Our fight for proletarian political revolution to oust the Stalinist bureaucracy and institute a regime of workers democracy is premised on defense of the proletarian property forms in the deformed workers states. Chomsky postures as a defender of Cuba against U.S. imperialism, opposing the U.S. sanctions and the imprisonment of the Cuban Five. But far from defending the collectivized economy of Cuba against the imperialist drive toward the restoration of capitalism, Chomsky can’t even bring himself to mention its existence in his latest book, theorizing that U.S. hostility toward Cuba stems from “the fear of independent nationalism.” Thus, Chomsky’s statement that he’d like to see the Castro “regime overthrown by an internal libertarian revolution (and not that one alone)” (“Chomsky on Cuba,” 27 August 1994, posted on www.zmag.org) can only be a call for “democratic” capitalist counterrevolution.

Not surprisingly, Chomsky’s “models” of democracy are capitalist Bolivia, capitalist Venezuela and imperialist America! Chomsky deflected our question at the June 6 forum by telling us to go listen to his interview on Radio Havana for an answer. In this 28 August 2003 interview, Chomsky announces to the Cuban workers state that “the United States, to its credit, is a very free country, maybe the freest country in the world in many respects” (“Radio Havana Interviews Chomsky,” 4 September 2003, posted on www.zmag.org). One wonders if the news reached the ears of the bound and hooded prisoners at Guantánamo Bay.

For a Leninist-Trotskyist Revolutionary Vanguard!

For Chomsky, the blood-drenched “Democratic Party is far less objectionable than Bolshevism” (see WV No. 829, 9 July 2004). The Bolshevik-led workers revolution, which Chomsky spits on, liberated one-sixth of the planet from the clutches of capitalist exploitation. The destruction of the Soviet Union has been a world-historic defeat for working people internationally. We Trotskyists fought for the unconditional military defense of the degenerated Soviet workers state against imperialism and capitalist counterrevolution, and for political revolution to oust the Stalinist bureaucracy. We fight to build a workers party that will make a socialist revolution in the belly of the U.S. imperialist beast. In the final instance, this is Cuba’s and the other workers states’ best defense.

From our labor/black mobilizations to stop the Klan, to our fight against the forces of capitalist counterrevolution through our interventions in the former East Germany and Soviet Union, to our fight to free Mumia Abu-Jamal today, we have earned our reputation and proudly carry on the tradition of Lenin and Trotsky. Meanwhile, Chomsky continues to babble about how the “democratic” credentials of the bloodiest empire on the planet have lost their luster. As we stated about Chomsky at the June 6 forum, “You perpetuate that you can have a humane imperialist system, which actually disarms not only the working class but leftists.”

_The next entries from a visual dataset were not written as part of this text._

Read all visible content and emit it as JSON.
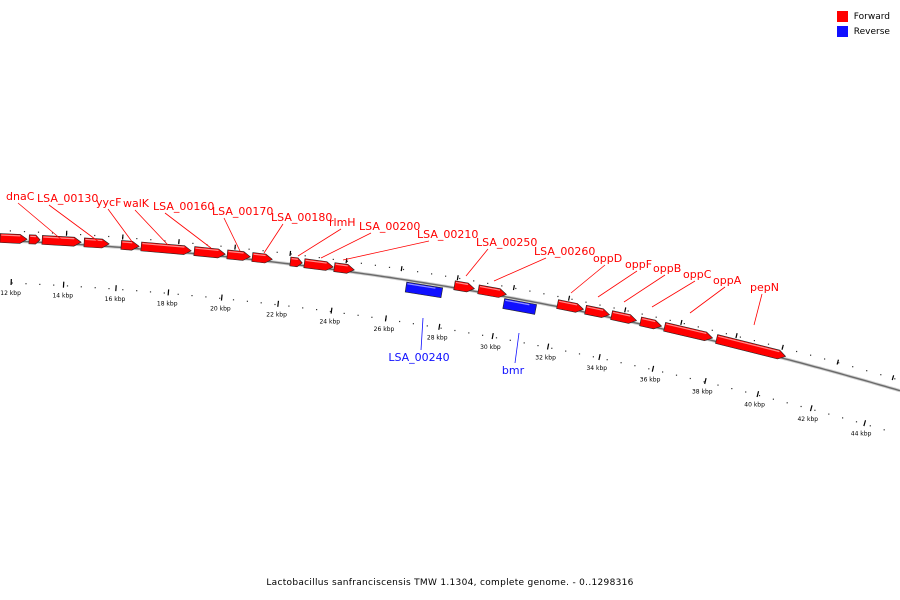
{
  "legend": {
    "forward_label": "Forward",
    "reverse_label": "Reverse",
    "forward_color": "#ff0000",
    "reverse_color": "#1010ff"
  },
  "caption": "Lactobacillus sanfranciscensis TMW 1.1304, complete genome. - 0..1298316",
  "axis": {
    "inner_tick_labels": [
      "12 kbp",
      "14 kbp",
      "16 kbp",
      "18 kbp",
      "20 kbp",
      "22 kbp",
      "24 kbp",
      "26 kbp",
      "28 kbp",
      "30 kbp",
      "32 kbp",
      "34 kbp",
      "36 kbp",
      "38 kbp",
      "40 kbp",
      "42 kbp",
      "44 kbp"
    ]
  },
  "genes": {
    "forward": [
      {
        "label": "dnaC"
      },
      {
        "label": "LSA_00130"
      },
      {
        "label": "yycF"
      },
      {
        "label": "walK"
      },
      {
        "label": "LSA_00160"
      },
      {
        "label": "LSA_00170"
      },
      {
        "label": "LSA_00180"
      },
      {
        "label": "rlmH"
      },
      {
        "label": "LSA_00200"
      },
      {
        "label": "LSA_00210"
      },
      {
        "label": "LSA_00250"
      },
      {
        "label": "LSA_00260"
      },
      {
        "label": "oppD"
      },
      {
        "label": "oppF"
      },
      {
        "label": "oppB"
      },
      {
        "label": "oppC"
      },
      {
        "label": "oppA"
      },
      {
        "label": "pepN"
      }
    ],
    "reverse": [
      {
        "label": "LSA_00240"
      },
      {
        "label": "bmr"
      }
    ]
  }
}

In “Noam Chomsky: Imperialism’s ‘Armchair Anarchist’” (WV No. 735, 5 May 2000) we wrote:

“Just as it took Lenin and Trotsky’s Bolshevik Party, a vanguard party leading the working class, to create the first revolutionary workers state in history out of the ruins of the autocratic Russian empire, so today it will take a revolutionary internationalist vanguard party to lead the fight for successful workers revolution against rotting American imperialism. That is the fight to which the Spartacist League, American section of the International Communist League (Fourth Internationalist) and Spartacus Youth Clubs are dedicated. Those who set their sights higher than a comfortable academic career as an ideologist for the imperialist war machine should join us in our fight for a communist future for humanity.”